Reed Scott made her comments just feet from where an 18-year-old man and a 17-year-old boy were shot and wounded while standing near 42nd and King Drive, adjacent to parade route for the 85th annual event organized by the Chicago Defender Charities.
"A shooting that happened just took the spotlight away from these kids," said Chantel House, Chicago Defender Charities. "They worked so hard all year for this."
The parade did continue despite the shooting, which was the first in the events history. Organizers say local media coverage chose to focus on the violence and not positives, like the celebration of education, or that hundreds of thousands came to the parade, which saw its largest turnout in the last five years.
"It's almost like you've got to be the change you want to see, so if you guys expect them to be a certain type of way, show them that that's what they can be," said Parade Marshal Tracey Reed.

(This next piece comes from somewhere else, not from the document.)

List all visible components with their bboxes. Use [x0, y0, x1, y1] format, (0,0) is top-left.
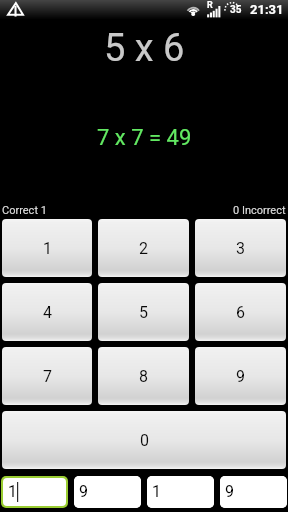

Others, including local rapper Carlton Johnson, say in today's culture, media influence is key especially when it comes to glorifying violence.
"If the cameras don't show it, there's no stars. Everybody want to be a star," Johnson said.
The parade, an African-American tradition in Chicago, is held each summer as a reminder to students it's almost time to head back to school. And Bronzeville resident Karen DeGrasse hopes it can stay that way.
"If my kids aren't proud of the area that they live in, then they're not as proud to be who they are and where they're from," she said.
Organizers said that they don't think the violence will taint the sanctity of the parade. They also say that families will continue to make the parade a part of their tradition.
Police say there is nobody in custody and no arrests have been made in connection with the shooting.